Slow swell from a clock: Patch a clock to PING, set Delta low (~0.1, 1V), Rise short (10 ms), Fall long (5–10 s), Curve high. Each tick adds a small bump; the envelope ramps up steadily and bleeds back down slowly. The faster the clock, the higher the steady-state voltage.

Velocity-sensitive trigger: Patch a trigger source to PING and an envelope or LFO to Delta CV. Each ping captures the current Delta: quiet pings produce small rises, loud pings produce bigger ones.

Crescendo detector: Convert audio peaks to triggers (with a comparator) and feed them to PING. Sparse peaks produce a low envelope; dense peaks build up a swell that tracks intensity over time. Patch CV to a filter cutoff or VCA for an automatic crescendo follower.

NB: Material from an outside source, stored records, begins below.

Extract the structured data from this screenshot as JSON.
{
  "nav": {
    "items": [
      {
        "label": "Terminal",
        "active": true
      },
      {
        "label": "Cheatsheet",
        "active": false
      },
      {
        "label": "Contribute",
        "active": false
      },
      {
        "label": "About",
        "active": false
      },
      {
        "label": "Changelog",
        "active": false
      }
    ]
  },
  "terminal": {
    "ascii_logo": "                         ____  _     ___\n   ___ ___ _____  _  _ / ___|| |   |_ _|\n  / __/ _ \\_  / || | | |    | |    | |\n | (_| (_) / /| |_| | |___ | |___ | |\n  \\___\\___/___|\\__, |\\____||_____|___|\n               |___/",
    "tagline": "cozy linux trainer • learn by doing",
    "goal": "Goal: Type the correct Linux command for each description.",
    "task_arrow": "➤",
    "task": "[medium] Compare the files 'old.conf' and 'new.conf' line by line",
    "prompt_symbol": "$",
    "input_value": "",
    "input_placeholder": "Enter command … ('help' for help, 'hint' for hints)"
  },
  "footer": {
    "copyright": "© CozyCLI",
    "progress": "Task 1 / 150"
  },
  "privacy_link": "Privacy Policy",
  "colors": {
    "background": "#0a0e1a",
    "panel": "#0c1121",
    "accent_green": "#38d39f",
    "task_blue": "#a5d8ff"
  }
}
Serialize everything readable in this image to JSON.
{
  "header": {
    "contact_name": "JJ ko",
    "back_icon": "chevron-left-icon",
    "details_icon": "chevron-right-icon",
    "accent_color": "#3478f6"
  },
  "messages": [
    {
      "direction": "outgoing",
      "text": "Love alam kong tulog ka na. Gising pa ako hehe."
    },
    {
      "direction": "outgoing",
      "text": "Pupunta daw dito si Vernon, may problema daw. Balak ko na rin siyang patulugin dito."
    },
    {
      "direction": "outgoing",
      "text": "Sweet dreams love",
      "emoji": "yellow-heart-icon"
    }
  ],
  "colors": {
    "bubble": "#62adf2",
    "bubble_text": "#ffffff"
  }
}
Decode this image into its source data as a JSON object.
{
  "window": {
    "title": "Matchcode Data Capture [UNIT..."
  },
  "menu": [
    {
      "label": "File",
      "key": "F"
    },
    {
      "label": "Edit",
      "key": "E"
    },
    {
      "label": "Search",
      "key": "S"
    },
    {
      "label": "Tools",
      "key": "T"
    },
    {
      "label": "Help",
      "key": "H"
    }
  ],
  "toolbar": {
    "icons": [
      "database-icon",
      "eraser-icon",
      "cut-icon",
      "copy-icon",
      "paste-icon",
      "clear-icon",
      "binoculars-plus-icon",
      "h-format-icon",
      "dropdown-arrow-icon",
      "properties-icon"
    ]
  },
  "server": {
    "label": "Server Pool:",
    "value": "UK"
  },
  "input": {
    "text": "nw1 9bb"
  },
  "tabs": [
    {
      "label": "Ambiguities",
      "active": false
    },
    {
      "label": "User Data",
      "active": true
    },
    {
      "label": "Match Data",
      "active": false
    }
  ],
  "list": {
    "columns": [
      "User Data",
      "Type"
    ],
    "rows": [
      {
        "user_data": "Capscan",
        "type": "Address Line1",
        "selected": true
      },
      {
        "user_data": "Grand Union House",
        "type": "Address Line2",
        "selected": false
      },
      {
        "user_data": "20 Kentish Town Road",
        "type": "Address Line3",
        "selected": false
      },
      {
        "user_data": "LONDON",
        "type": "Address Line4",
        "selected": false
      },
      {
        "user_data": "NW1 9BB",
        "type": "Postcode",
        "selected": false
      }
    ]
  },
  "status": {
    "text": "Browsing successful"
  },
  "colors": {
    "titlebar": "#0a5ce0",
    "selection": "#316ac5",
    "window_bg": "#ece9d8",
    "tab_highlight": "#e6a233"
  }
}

Multi-tap envelope: Send the same trigger through several delays at different times into a multi-input mixer, then to PING. Each delayed copy fires its own rise; together they paint a custom multi-stage attack envelope.

Smoothed random walk: Patch a Bernoulli gate or random trigger source to PING, and modulate Delta CV with a slow LFO. The envelope drifts and swells unpredictably while still bleeding back toward 0 between bursts.

RESET as hard mute: With long Fall times, sometimes you want the envelope down NOW. Patch a manual button or end-of-phrase trigger to RESET to instantly zero the envelope and cancel any pending rises.